- Directed by: Del Lord
- Screenplay by: Clyde Bruckman
- Story by: Searle Kramer Herman Boxer
- Produced by: Jules White
- Starring: Moe Howard Larry Fine Curly Howard Bud Jamison Beatrice Blinn Al Thompson Lew Davis Eddie Laughton Blackie Whiteford
- Cinematography: Benjamin H. Kline
- Edited by: Charles Hochberg
- Distributed by: Columbia Pictures
- Release date: September 11, 1936 (U.S.);
- Running time: 17:23
- Country: United States
- Language: English

= Whoops, I'm an Indian! =

1936 American short film by Del Lord

Whoops, I'm an Indian! is a 1936 short subject directed by Del Lord starring American slapstick comedy team The Three Stooges (Moe Howard, Larry Fine and Curly Howard). It is the 18th entry in the series released by Columbia Pictures starring the comedians, who released 190 shorts for the studio between 1934 and 1959.

==Plot==
The Stooges, depicted as unscrupulous gamblers residing in the antiquated Western locale of Lobo City, engage in deceitful practices during a game of roulette, unfairly swindling the townsfolk. Their ruse is uncovered, particularly by Pierre, a menacing woodcutter renowned for his formidable stature. Larry's concealment of a horseshoe magnet in his shoe facilitates their deception, leading to their exposure and subsequent flight into the wilderness. Evading capture as fugitives, the trio resorts to survivalist tactics, encompassing hunting, fishing, and assuming disguises reminiscent of Native Americans.

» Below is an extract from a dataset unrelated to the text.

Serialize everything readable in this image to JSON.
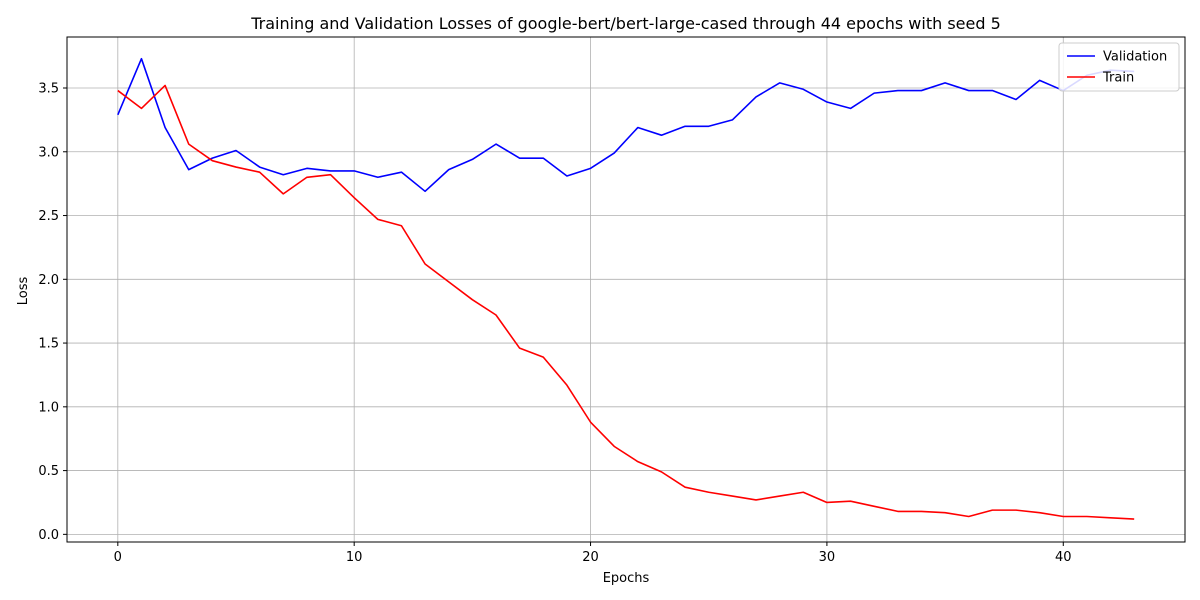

Complications arise when Pierre develops an affection for Curly, who is disguised as an indigenous woman. Their relationship culminates in marriage, albeit briefly, as Curly's disguise is compromised, prompting the Stooges to flee once more. Their quest for sanctuary leads them to what appears to be a secure refuge, only to realize belatedly that they have inadvertently incarcerated themselves within the confines of the Lobo City Jail.

==Production notes==
Whoops, I'm an Indian! was filmed on June 2–6, 1936. The high-speed canoe footage was reused for the closing of 1937's Back to the Woods.